Комитета бедноты в Докукине не было всю зиму. Филипп Иванович провалил попытку безземельных фронтовиков организовать бедноту в октябрьские дни. На собрании зачли складно составленную Андреем Бодровым резолюцию:
«Раскалывая деревню на два лагеря, мы разоряем страну и размножаем лодырей. Получив власть, бедняки не станут ни о чем заботиться и будут великолепно кормиться за счет тех, кто трудится день и ночь…»

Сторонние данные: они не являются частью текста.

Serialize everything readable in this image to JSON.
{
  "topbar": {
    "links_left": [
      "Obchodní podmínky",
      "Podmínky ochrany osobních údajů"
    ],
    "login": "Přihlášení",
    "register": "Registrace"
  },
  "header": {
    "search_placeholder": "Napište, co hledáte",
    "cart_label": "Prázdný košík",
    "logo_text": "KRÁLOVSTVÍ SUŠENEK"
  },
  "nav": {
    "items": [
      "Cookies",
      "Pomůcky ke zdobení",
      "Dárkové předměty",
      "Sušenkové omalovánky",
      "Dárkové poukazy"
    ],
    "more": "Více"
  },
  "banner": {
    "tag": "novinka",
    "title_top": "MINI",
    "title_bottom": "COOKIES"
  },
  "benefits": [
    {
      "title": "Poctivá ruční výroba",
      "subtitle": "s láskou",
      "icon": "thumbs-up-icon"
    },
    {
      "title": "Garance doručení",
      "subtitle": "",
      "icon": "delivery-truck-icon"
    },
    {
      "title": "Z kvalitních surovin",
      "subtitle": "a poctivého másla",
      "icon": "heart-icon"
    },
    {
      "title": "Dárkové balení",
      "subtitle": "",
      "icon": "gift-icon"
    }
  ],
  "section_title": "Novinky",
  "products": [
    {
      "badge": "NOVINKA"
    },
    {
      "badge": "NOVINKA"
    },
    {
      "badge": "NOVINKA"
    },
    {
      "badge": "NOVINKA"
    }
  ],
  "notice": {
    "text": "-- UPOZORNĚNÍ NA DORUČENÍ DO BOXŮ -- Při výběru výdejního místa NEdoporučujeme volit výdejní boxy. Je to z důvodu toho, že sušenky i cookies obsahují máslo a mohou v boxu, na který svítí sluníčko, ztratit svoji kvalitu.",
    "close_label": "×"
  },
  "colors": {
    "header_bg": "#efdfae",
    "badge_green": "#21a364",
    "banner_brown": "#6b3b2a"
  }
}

«Лучше нельзя сказать, — думал про себя Косогов. — Ай да Андрюшка, щенок!»
Андрей Бодров бежал из армии в момент, когда делегаты Питерского гарнизона и заводов поднимали солдат против реакционного корниловского офицерства. Он снял погоны и кокарду, надел косоворотку, синюю поддевку и пробрался в Докукино. И так как усадьба уже была захвачена крестьянами, поселился у матери. Порфирий Бодров принял Андрея спокойно. Земгусар подарил «отцу» сапоги и военные галифе, снабдил благородным куревом и дал денег. Денег у Андрея, видимо, было немало, и это подняло его авторитет в глазах Бодрова. Старик отеплил для него холодную часть избы и стал советоваться с ним по всем хозяйственным делам. Брат Андрея был где-то далеко. Ходили даже слухи, что шведский пароход, на котором Петр ехал в Англию, наскочил на немецкую мину и пошел ко дну. Христина отказалась служить панихиду по сыну. Но и в ее сердце угасала надежда. Андрей рассчитал, что усадьба может упасть ему в руки, если только он будет караулить ее с терпением и хитростью засевшего у мышиной щели кота. Он не погнушался пойти на поклон к старосте и просил утвердить его в крестьянском звании по матери. Косогов впервые видел вблизи этого статного молодца, с узкими алыми губами и глазами удивленного младенца. Косогов буквально исходил желанием унизить, истребить, уничтожить этого парня в косоворотке и поддевке, но расчетливый ум его строил новые комбинации, и он не только позвал Андрея к себе в дом, но и постарался закрепить знакомство со всей семьей Бодровых.
Порфирий Бодров был теперь неузнаваем. В дни разгрома усадьбы он вдруг сбросил с себя лень и приниженность. Слегка подвыпивший, Бодров оказался на месте одним из первых, ломиком сбил замок с двери большого сумрачного амбара, который они давно уже наполовину почистили вместе с Косоговым, плечом вынес окошко в уже горевшем флигеле управляющего. Ульяна весь день послушно носилась под его хриплые окрики от экономии к дому, водила телят, на себе притащила плуг и жнейку, а сам Бодров привел под утро лошадь и корову на двор.
Ульяна после этого до зари, не ложась, молилась, а сам Бодров так и не ушел из сарайчика, впервые за всю его жизнь наполненного живностью. Утром он вылил на голову ведро воды, запряг телегу и опять поехал в экономию — за сеном и овсом.
С боем он взял корма у охранявших остатки помещичьего добра милиционеров, которые держались неуверенно и отступали при первом окрике расходившихся мужиков. Бодров принялся за свое хозяйство с таким рвением, какого не ждали от него ни привыкшие к его лапотничеству соседи, ни наблюдавшая его с изумлением и страхом жена. Он вставал по пяти раз за ночь, обходил весь двор. Тайком от соседей спрашивал у лавочника крепкие, тяжелые замки, суля за них вещи из барских комнат.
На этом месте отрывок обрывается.